Everyone and their dog seems to believe such twaddle. They talk and write about language in terms that suggest the mere use of a term like "senior citizens" will cloud our vision so we can't see grandma and grandpa clearly at all; if we would only revert to more direct and simple language (like "old folks", maybe? or "geezers"?) the scales would fall from our eyes and we would be able to see their frail bodies and trembling limbs plainly for the first time. I'm even more hostile to this dopey view than Nunberg is (I absolutely despise Orwell's essay "Politics and the English language", which did so much to popularize this view; Nunberg was relatively respectful toward it). His examples were consistently fascinating, his discussion of them constantly enlightening.

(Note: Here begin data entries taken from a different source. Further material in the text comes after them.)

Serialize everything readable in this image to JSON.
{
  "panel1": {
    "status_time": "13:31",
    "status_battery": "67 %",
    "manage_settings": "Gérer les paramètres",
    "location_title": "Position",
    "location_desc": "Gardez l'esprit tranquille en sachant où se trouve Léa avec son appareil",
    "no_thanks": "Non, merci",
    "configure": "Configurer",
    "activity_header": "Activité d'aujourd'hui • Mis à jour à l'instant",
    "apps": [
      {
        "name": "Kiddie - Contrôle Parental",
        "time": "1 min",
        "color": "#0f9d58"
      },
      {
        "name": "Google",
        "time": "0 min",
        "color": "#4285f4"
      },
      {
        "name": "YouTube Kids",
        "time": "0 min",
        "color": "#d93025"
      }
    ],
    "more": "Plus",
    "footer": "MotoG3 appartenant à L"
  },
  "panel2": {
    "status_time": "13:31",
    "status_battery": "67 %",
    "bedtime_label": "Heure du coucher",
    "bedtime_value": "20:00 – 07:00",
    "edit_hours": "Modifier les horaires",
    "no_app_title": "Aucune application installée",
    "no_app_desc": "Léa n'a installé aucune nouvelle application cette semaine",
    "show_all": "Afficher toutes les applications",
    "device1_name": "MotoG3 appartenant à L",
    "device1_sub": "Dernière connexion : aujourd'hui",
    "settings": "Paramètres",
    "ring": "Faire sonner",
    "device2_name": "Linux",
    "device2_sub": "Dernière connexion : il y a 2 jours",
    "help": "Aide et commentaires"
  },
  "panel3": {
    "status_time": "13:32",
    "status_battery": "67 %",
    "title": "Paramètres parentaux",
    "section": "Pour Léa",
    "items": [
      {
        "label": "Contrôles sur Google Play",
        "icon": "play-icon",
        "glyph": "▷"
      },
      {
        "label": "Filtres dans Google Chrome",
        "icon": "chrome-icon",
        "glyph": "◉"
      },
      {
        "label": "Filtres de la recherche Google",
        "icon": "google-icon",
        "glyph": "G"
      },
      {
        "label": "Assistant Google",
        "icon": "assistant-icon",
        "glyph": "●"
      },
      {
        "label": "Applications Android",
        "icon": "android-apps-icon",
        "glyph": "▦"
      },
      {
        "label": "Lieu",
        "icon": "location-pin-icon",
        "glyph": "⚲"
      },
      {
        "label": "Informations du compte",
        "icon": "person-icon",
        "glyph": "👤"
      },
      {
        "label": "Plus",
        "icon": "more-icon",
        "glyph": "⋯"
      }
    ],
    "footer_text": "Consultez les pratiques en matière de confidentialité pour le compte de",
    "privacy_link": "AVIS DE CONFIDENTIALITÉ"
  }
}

The humanists at the conference sat entranced as Nunberg developed his analysis, and I felt that unusual feeling where you wish an hour-long lecture would morph into a three-hour graduate seminar so it wouldn't have to end. When I stepped up to open the session and introduce the speaker it had been 4 p.m. By 6:20 p.m., the question period long over, people were still clustered around Nunberg in the partially cleared conference room, and it began to look as if our early dinner reservation was in jeopardy. Eventually Barbara and I broke into the knot of conferees who showed signs of wanting to talk to Nunberg all night, and — feeling slightly selfish — hauled him off to Oswald's bistro, there to talk philosophy and linguistics and politics and journalism with him ourselves for another couple of hours. A couple of hours when academic work and privilege and pleasure combined.